25 Da die Kommission keine Erwiderung eingereicht hat, ist es hinsichtlich dieser Punkte nicht möglich, zu einem endgültigen Ergebnis zu gelangen.

26 Nach ständiger Rechtsprechung hat aber im Rahmen eines Vertragsverletzungsverfahrens nach Artikel 226 EG die Kommission das Vorliegen der behaupteten Vertragsverletzung nachzuweisen und dem Gerichtshof die erforderlichen Anhaltspunkte zu liefern, anhand deren er das Vorliegen der Vertragsverletzung prüfen kann (u. a. Urteile vom 23. Oktober 1997 in der Rechtssache C-159/94, Kommission/Frankreich, Slg. 1997, I-5815, Randnr. 102, und vom 29. Mai 2001 in der Rechtssache C-263/99, Kommission/Italien, Slg. 2001, I-4195, Randnr. 27).

27 Somit ist festzustellen, dass das Königreich Spanien dadurch gegen seine Verpflichtungen aus Artikel 5 der Richtlinie verstoßen hat, dass es nicht die empfindlichen Gebiete des innerregionalen Wassereinzugsgebiets der autonomen Region Katalonien und der Küstengewässer der autonomen Regionen Baskenland, Katalonien, Valencia, Balearen und Kanarische Inseln sowie der autonomen Stadt Ceuta ausgewiesen hat. Im Übrigen ist die Klage abzuweisen.

Kostenentscheidung:

Kosten

28 Nach Artikel 69 § 2 der Verfahrensordnung ist die unterliegende Partei auf Antrag zur Tragung der Kosten zu verurteilen.
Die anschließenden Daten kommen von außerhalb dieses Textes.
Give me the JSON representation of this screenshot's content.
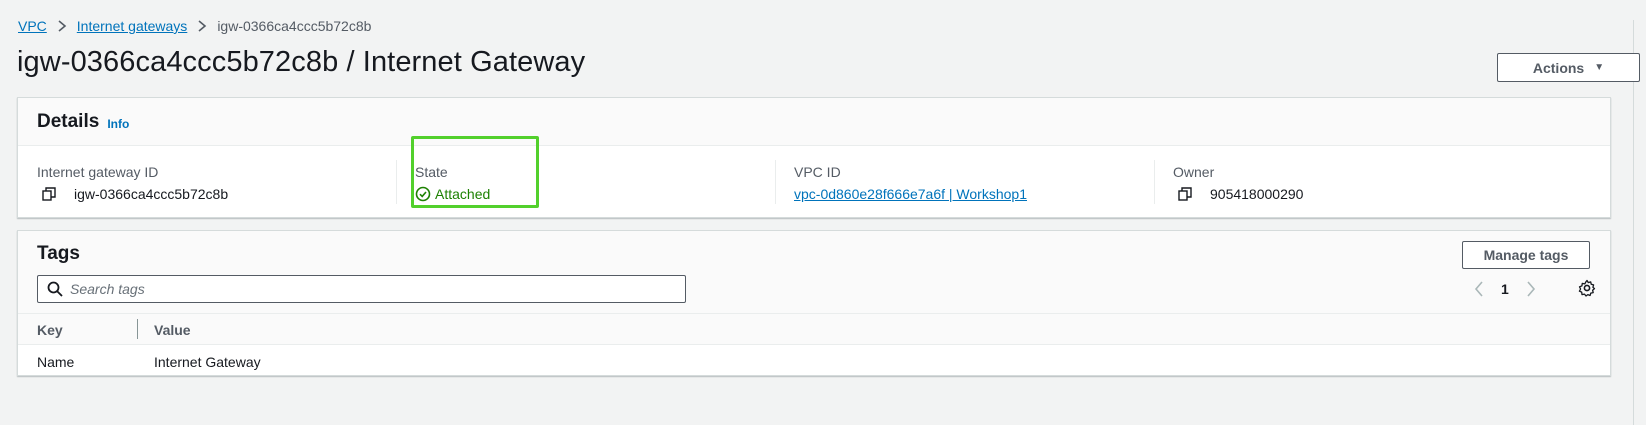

Da die Kommission die Verurteilung des Königreichs Spanien beantragt hat und dieses mit seinem Vorbringen im Wesentlichen unterlegen ist, sind ihm die Kosten aufzuerlegen.

Tenor:

Aus diesen Gründen

hat

DER GERICHTSHOF (Sechste Kammer)

für Recht erkannt und entschieden:

1. Das Königreich Spanien hat dadurch gegen seine Verpflichtungen aus Artikel 5 der Richtlinie 91/271/EWG des Rates vom 21. Mai 1991 über die Behandlung von kommunalem Abwasser verstoßen, dass es nicht die empfindlichen Gebiete des innerregionalen Wassereinzugsgebiets der autonomen Region Katalonien und der Küstengewässer der autonomen Regionen Baskenland, Katalonien, Valencia, Balearen und Kanarische Inseln sowie der autonomen Stadt Ceuta ausgewiesen hat.

2. Im Übrigen wird die Klage abgewiesen.

3. Das Königreich Spanien trägt die Kosten des Verfahrens.